Di antara para penyair yang ditahan ada budayawan terkenal seperti Abdurehim Heyit, seorang penyanyi, musisi, dan penyair yang rumor kematiannya pada tahun 2019 menyebabkan pencurahan yang besar sehingga pihak berwenang merilis video tentang dirinya yang menegaskan dia masih hidup tetapi dalam penyelidikan.
Novelis dan penyair modernis Perhat Tursun ditahan pada 2018. Tursun dilaporkan telah dijatuhi hukuman 16 tahun penjara.
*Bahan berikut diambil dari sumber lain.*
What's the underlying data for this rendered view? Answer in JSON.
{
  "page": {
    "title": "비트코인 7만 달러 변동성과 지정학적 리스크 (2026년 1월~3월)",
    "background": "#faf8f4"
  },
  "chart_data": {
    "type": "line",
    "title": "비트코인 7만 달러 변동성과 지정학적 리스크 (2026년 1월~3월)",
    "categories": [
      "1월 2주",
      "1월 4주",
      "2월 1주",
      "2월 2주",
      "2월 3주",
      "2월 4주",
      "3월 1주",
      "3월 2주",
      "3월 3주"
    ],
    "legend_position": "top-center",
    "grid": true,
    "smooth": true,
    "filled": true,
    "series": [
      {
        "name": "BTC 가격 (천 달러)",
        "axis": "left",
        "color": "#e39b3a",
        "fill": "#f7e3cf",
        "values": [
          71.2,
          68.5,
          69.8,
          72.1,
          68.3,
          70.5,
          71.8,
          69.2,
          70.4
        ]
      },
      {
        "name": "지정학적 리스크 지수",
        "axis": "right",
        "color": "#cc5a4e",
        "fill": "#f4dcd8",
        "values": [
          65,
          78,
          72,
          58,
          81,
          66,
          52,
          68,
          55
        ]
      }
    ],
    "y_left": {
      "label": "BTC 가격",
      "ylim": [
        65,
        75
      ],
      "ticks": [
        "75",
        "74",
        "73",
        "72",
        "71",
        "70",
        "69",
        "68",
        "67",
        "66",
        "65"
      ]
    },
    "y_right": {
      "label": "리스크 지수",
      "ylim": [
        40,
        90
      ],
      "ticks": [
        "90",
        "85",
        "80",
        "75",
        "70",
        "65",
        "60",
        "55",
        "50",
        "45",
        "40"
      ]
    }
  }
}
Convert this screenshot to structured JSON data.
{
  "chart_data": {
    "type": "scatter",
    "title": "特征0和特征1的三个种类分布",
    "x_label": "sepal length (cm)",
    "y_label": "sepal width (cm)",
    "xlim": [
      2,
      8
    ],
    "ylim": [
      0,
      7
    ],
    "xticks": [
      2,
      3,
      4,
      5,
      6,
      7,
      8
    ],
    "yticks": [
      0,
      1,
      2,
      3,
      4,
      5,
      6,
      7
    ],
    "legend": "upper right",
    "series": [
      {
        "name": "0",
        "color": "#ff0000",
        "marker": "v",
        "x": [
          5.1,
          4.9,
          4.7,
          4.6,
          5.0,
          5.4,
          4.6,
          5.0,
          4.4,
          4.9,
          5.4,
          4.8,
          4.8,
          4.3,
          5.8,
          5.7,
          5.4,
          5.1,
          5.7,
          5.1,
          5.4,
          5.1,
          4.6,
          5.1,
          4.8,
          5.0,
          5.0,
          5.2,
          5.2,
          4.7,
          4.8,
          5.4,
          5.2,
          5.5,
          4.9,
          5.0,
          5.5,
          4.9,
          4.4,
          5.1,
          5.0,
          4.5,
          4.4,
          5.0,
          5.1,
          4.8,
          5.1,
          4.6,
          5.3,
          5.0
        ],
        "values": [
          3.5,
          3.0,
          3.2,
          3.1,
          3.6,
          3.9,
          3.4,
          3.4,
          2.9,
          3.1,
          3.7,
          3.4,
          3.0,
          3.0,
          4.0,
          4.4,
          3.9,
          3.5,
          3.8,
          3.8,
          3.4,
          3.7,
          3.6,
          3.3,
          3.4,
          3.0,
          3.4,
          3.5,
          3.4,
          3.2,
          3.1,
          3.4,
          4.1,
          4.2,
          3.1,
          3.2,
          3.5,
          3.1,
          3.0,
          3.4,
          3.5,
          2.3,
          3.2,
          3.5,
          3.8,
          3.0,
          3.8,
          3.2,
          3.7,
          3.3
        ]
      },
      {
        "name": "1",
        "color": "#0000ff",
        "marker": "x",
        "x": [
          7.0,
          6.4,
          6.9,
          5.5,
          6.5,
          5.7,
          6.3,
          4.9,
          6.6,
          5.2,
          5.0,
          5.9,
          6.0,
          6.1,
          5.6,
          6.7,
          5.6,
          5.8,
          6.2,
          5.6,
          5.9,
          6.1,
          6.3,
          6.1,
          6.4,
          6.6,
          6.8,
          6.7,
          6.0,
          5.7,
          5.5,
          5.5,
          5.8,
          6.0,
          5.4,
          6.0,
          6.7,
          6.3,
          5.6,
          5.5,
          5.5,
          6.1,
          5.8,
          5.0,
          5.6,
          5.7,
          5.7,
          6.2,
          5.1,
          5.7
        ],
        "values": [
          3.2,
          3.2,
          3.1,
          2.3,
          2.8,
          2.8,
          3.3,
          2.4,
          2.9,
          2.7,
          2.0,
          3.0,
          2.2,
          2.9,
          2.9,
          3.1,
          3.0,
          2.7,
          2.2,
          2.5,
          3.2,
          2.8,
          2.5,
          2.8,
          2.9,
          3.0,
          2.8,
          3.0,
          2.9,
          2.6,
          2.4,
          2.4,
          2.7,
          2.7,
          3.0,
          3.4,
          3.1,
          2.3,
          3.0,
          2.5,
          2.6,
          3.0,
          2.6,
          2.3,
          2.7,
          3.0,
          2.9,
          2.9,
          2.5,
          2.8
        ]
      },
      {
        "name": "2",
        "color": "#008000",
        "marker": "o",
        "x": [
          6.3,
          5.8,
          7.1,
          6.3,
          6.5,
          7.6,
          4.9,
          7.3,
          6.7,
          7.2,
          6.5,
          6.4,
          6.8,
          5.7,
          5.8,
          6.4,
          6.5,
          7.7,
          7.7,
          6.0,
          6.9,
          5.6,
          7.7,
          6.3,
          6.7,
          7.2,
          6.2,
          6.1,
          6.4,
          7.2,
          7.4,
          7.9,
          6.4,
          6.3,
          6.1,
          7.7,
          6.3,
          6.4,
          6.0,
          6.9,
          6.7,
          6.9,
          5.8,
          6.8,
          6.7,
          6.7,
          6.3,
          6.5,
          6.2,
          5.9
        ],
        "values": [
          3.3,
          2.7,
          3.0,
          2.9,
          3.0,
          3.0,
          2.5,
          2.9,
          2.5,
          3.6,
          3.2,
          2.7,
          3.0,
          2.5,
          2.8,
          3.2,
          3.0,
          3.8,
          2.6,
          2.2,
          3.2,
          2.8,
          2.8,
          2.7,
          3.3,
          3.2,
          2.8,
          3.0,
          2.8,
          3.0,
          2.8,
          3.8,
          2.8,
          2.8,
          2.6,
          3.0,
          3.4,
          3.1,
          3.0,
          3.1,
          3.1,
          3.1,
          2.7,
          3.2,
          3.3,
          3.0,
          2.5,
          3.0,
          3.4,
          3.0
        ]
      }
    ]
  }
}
Penyair, pengusaha, dan penerjemah yang menerjemahkan Red Sorghum, Abdukadir Juma diyakini telah dikirim ke kamp pada 2017. Menurut saudaranya, Memetjan Juma, Abdukadir Juma dikirim ke fasilitas kerja paksa.
Para penyair yang masih berada di Xinjiang mungkin tidak punya banyak pilihan selain menulis untuk melayani negara. Volume jurnal sastra Uighur Tarim merayakan ulang tahun ke-71 berdirinya Republik Rakyat Cina dengan puisi seperti "Cinta untuk Tanah Airku" dan foto-foto wanita Uighur yang tersenyum sambil mengibarkan bendera Cina.
“Beberapa orang mungkin harus menulis puisi ini dan beberapa orang mungkin merasa pemerintah akan menyukainya. Banyak orang yang diam,” ujar Izgil.